From: Geert Uytterhoeven

Date: Mon Mar 16 2026 - 05:10:08 EST


Hi Biju,

On Fri, 13 Mar 2026 at 17:53, Biju Das <biju.das.jz@xxxxxxxxxxxxxx> wrote:
> > From: Marek Vasut <marek.vasut+renesas@xxxxxxxxxxx>
> > Realtek RTL8211E/RTL8211F and Microchip KSZ9131 PHY schemas indicate that compatible string "ethernet-
> > phy-id001c.c91[56]"
> > and "ethernet-phy-id0022.1640" must not be followed by any other compatible string. Drop "ethernet-
> > phy-ieee802.3-c22"
> > to match the schemas.
> >
> > The KSZ9131 schema does not document "txdv-skew-psec" property.
> > Fix what is likely a copy-paste error from the "rxdv-skew-psec"
> > property, use "txen-skew-psec" property instead.
> >
> > This is compile-tested and schema validated only. I have discussed this with Biju and they could
> > perform tests on real hardware to assure no breakage. Please wait for their TB before applying.
>
> Looks like there is delay in delivering my patches. I already posted 3 patches.

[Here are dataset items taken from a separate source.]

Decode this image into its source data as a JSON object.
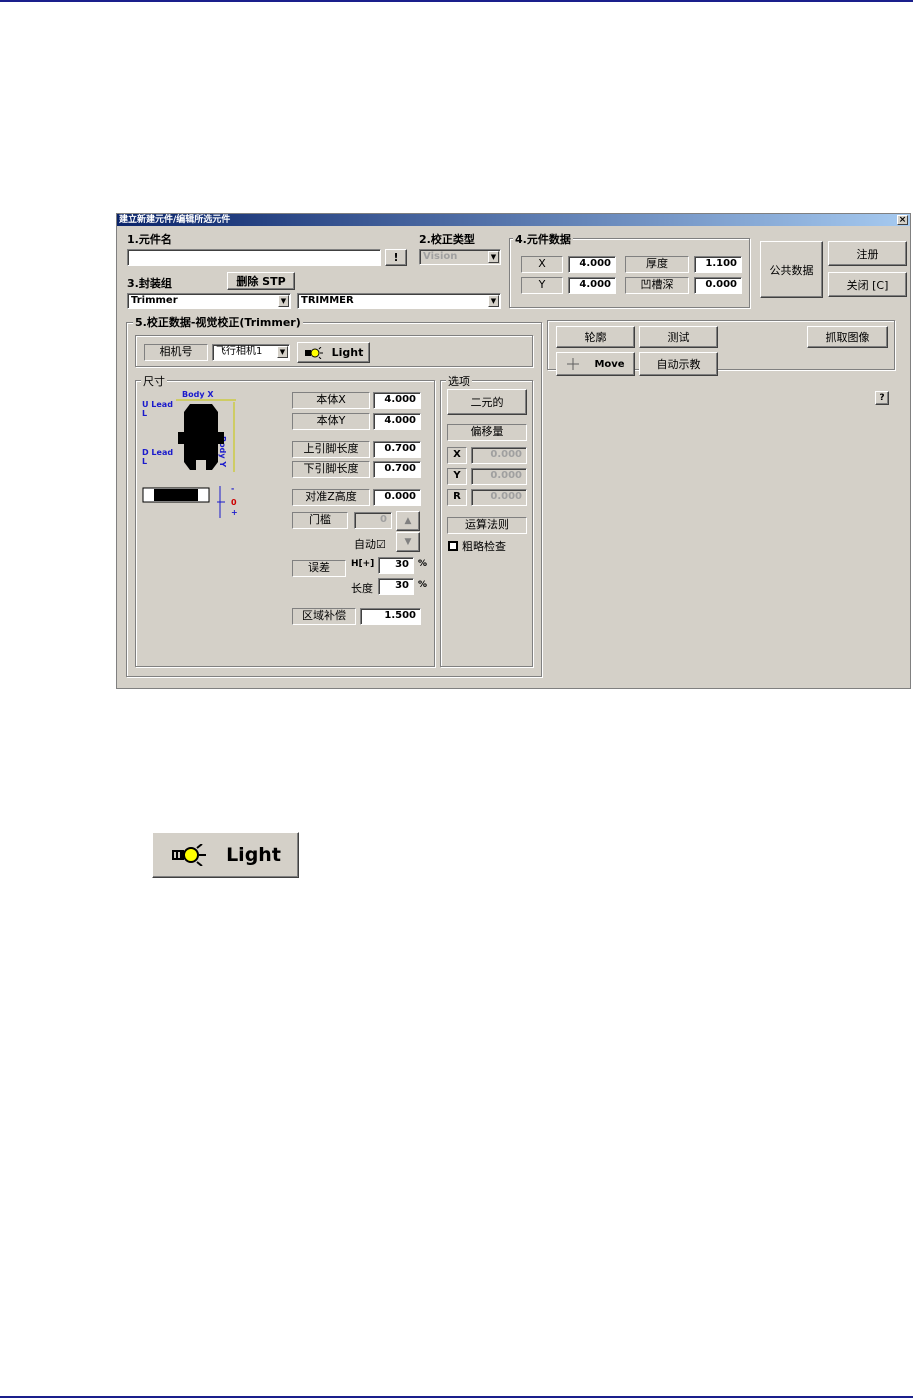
{
  "window": {
    "title": "建立新建元件/编辑所选元件",
    "close": "×"
  },
  "section1": {
    "label": "1.元件名",
    "name_value": "",
    "bang_button": "!"
  },
  "section2": {
    "label": "2.校正类型",
    "type_value": "Vision"
  },
  "section3": {
    "label": "3.封装组",
    "delete_button": "删除  STP",
    "package_value": "Trimmer",
    "package2_value": "TRIMMER"
  },
  "section4": {
    "label": "4.元件数据",
    "x_label": "X",
    "x_value": "4.000",
    "y_label": "Y",
    "y_value": "4.000",
    "thickness_label": "厚度",
    "thickness_value": "1.100",
    "groove_label": "凹槽深",
    "groove_value": "0.000"
  },
  "side_buttons": {
    "public": "公共数据",
    "register": "注册",
    "close": "关闭 [C]"
  },
  "section5": {
    "label": "5.校正数据-视觉校正(Trimmer)",
    "camera_label": "相机号",
    "camera_value": "飞行相机1",
    "light_button": "Light"
  },
  "size_group": {
    "title": "尺寸",
    "diagram": {
      "body_x": "Body X",
      "body_y": "Body Y",
      "u_lead": "U Lead",
      "u_l": "L",
      "d_lead": "D Lead",
      "d_l": "L",
      "minus": "-",
      "zero": "0",
      "plus": "+"
    },
    "body_x_label": "本体X",
    "body_x_value": "4.000",
    "body_y_label": "本体Y",
    "body_y_value": "4.000",
    "upper_lead_label": "上引脚长度",
    "upper_lead_value": "0.700",
    "lower_lead_label": "下引脚长度",
    "lower_lead_value": "0.700",
    "z_height_label": "对准Z高度",
    "z_height_value": "0.000",
    "threshold_label": "门槛",
    "threshold_value": "0",
    "auto_label": "自动☑",
    "error_label": "误差",
    "err_h_label": "H[+]",
    "err_h_value": "30",
    "err_h_unit": "%",
    "err_l_label": "长度",
    "err_l_value": "30",
    "err_l_unit": "%",
    "area_comp_label": "区域补偿",
    "area_comp_value": "1.500"
  },
  "options_group": {
    "title": "选项",
    "binary_button": "二元的",
    "offset_label": "偏移量",
    "x_label": "X",
    "x_value": "0.000",
    "y_label": "Y",
    "y_value": "0.000",
    "r_label": "R",
    "r_value": "0.000",
    "algorithm_button": "运算法则",
    "rough_check_label": "粗略检查"
  },
  "right_panel": {
    "outline_button": "轮廓",
    "test_button": "测试",
    "capture_button": "抓取图像",
    "move_button": "Move",
    "auto_teach_button": "自动示教",
    "help": "?"
  },
  "zoom_light_button": {
    "label": "Light"
  }
}
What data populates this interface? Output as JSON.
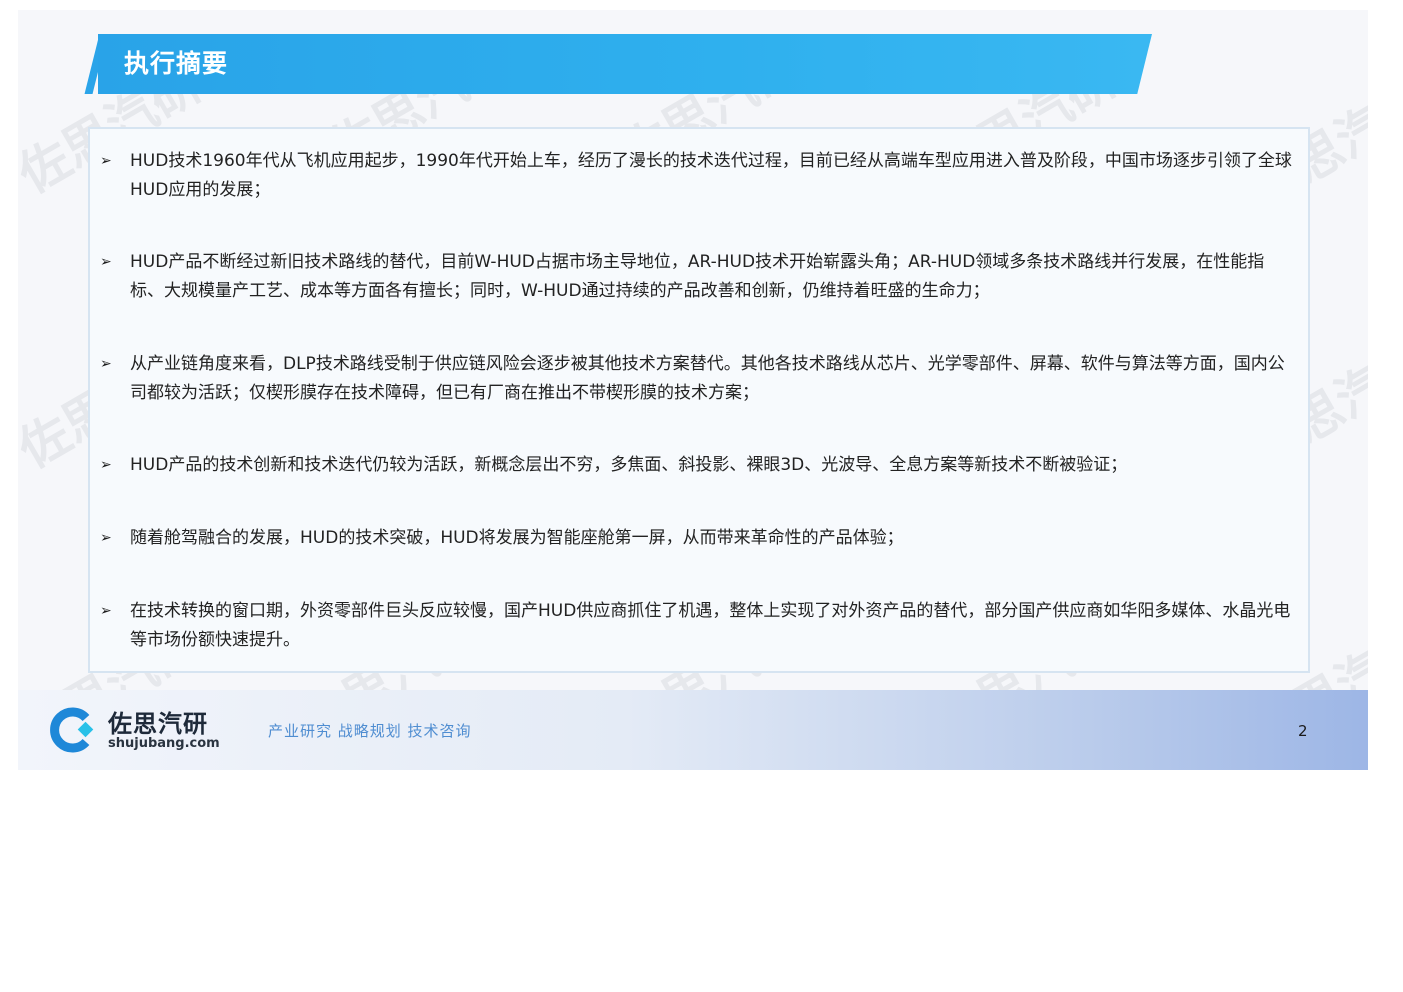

I will test 4/4.
>
> https://patchwork.kernel.org/project/linux-renesas-soc/patch/20260313130623.297712-1-biju.das.jz@xxxxxxxxxxxxxx/
> https://patchwork.kernel.org/project/linux-renesas-soc/patch/20260313130920.298392-1-biju.das.jz@xxxxxxxxxxxxxx/
> https://patchwork.kernel.org/project/linux-renesas-soc/patch/20260313141150.406528-1-biju.das.jz@xxxxxxxxxxxxxx/

Please use lore links
s@xxxxxxxxxxxxxxxxxxxx/project/linux-renesas-soc/patch@xxxxxxxxxxxxxxx@

There is also Marek's older series ([1][2], as Marek doesn't do cover
letters ;-).

[1] "[PATCH 1/2] ARM: dts: renesas: Drop ethernet-phy-ieee802.3-c22
from PHY compatible string on all RZ boards"
https://lore.kernel.org/20240630034649.173229-1-marex@xxxxxxx/
[2] "[PATCH 2/2] arm64: dts: renesas: Drop ethernet-phy-ieee802.3-c22
from PHY compatible string on all RZ boards"
https://lore.kernel.org/20240630034649.173229-2-marex@xxxxxxx

Gr{oetje,eeting}s,

Geert

--
Geert Uytterhoeven -- There's lots of Linux beyond ia32 -- geert@xxxxxxxxxxxxxx

In personal conversations with technical people, I call myself a hacker. But
when I'm talking to journalists I just say "programmer" or something like that.